FIG. 9 is a plan view of a ladder-shaped electron source according to an embodiment of the present invention.

FIG. 10 is a perspective view showing a configuration of an image forming apparatus using an electron source having a simple matrix arrangement according to an embodiment of the present invention.

FIG. 11 is a perspective view showing a configuration of an image forming apparatus using ladder-shaped electron sources according to an embodiment of the present invention.

FIG. 12 is a diagram illustrating an example of a voltage waveform according to the embodiment of the present invention.

13A and 13B are diagrams showing a configuration of a conventional electron-emitting device, wherein FIG. 13A is a schematic plan view and FIG. 13B is a schematic cross-sectional view.
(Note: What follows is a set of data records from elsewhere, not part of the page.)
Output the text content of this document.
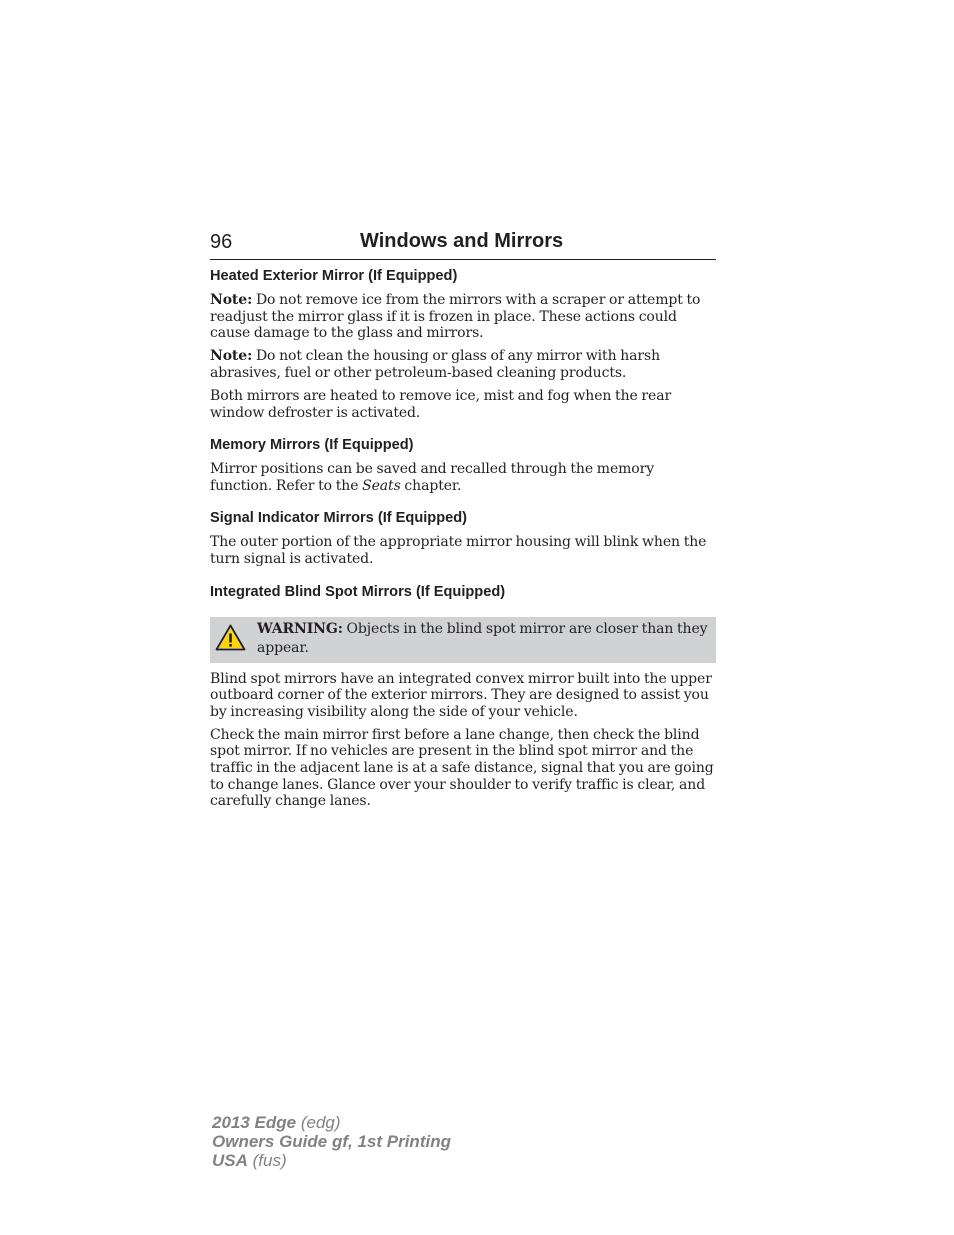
96	Windows and Mirrors
Heated Exterior Mirror (If Equipped)

Note: Do not remove ice from the mirrors with a scraper or attempt to readjust the mirror glass if it is frozen in place. These actions could cause damage to the glass and mirrors.

Note: Do not clean the housing or glass of any mirror with harsh abrasives, fuel or other petroleum-based cleaning products.

Both mirrors are heated to remove ice, mist and fog when the rear window defroster is activated.

Memory Mirrors (If Equipped)

Mirror positions can be saved and recalled through the memory function. Refer to the Seats chapter.

Signal Indicator Mirrors (If Equipped)

The outer portion of the appropriate mirror housing will blink when the turn signal is activated.

Integrated Blind Spot Mirrors (If Equipped)
WARNING: Objects in the blind spot mirror are closer than they appear.

Blind spot mirrors have an integrated convex mirror built into the upper outboard corner of the exterior mirrors. They are designed to assist you by increasing visibility along the side of your vehicle.

Check the main mirror first before a lane change, then check the blind spot mirror. If no vehicles are present in the blind spot mirror and the traffic in the adjacent lane is at a safe distance, signal that you are going to change lanes. Glance over your shoulder to verify traffic is clear, and carefully change lanes.

2013 Edge (edg)
Owners Guide gf, 1st Printing
USA (fus)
[Description of Signs] 1: Insulating substrate, 2, 3: element electrode, 4: conductive film,
5: electron-emitting portion (gap), 6: high-resistance conductive film, 3
1: Interlayer insulating layer, 50: Ammeter, 51: Power supply, 52: Ammeter, 53: High voltage power supply, 54: Anode electrode, 55: Vacuum container, 56: Exhaust pump, 71: Electron source equipped with an electron emitting element Substrate, 72: X direction wiring, 73: Y direction wiring,
74: electron-emitting device, 75: interlayer insulating layer, 90: electron source substrate, 91: electron-emitting device, 92: common wiring, 101:
Rear plate, 102: support frame, 103: glass substrate,
104: fluorescent film, 105: metal back, 106: face plate, 107: high voltage terminal, 108: envelope, 1
10: grid electrode, 111: opening, 112, 11
3: Terminal outside the container.

Claims (5)

[Claims] 1. A base, a pair of opposing element electrodes provided on the base, a conductive film mainly composed of a metal having a gap disposed between the element electrodes, and the conductive film A method of manufacturing an electron-emitting device having a conductive film having a higher resistance than the conductive film and disposed on the base and the base, wherein the step of preparing the base; A step of forming an element electrode; a step of connecting the pair of element electrodes to form a conductive film mainly containing a metal oxide; and an atmosphere containing a gas having a reducing property to the metal oxide. Forming a gap in the conductive film by passing a current through the conductive film containing the metal oxide as a main component, and forming the gap on the conductive film where the gap is formed, and The gap is formed on the substrate surface exposed around the formed conductive film. A method of manufacturing an electron-emitting element and a step of placing the made conductive high resistance conductive film than film. 2. The method according to claim 1, further comprising the steps of: activating the electron-emitting device in an atmosphere containing a carbon compound gas; and discharging a residue of the carbon compound introduced during the activation process. The method for manufacturing an electron-emitting device according to claim 1. 3. The method according to claim 1, wherein the gap is formed on a plane crossing a surface of the base. 4. A method of manufacturing an electron source including a plurality of electron-emitting devices on a substrate, wherein the electron-emitting devices are manufactured by the manufacturing method according to claim 1. Method for manufacturing an electron source. 5. A method for manufacturing an image forming apparatus, comprising: an electron source having a plurality of electron-emitting devices on a base; and a substrate having an image forming member, which are arranged to face each other. 5. A method for manufacturing an image forming apparatus, which is manufactured by the manufacturing method according to 4.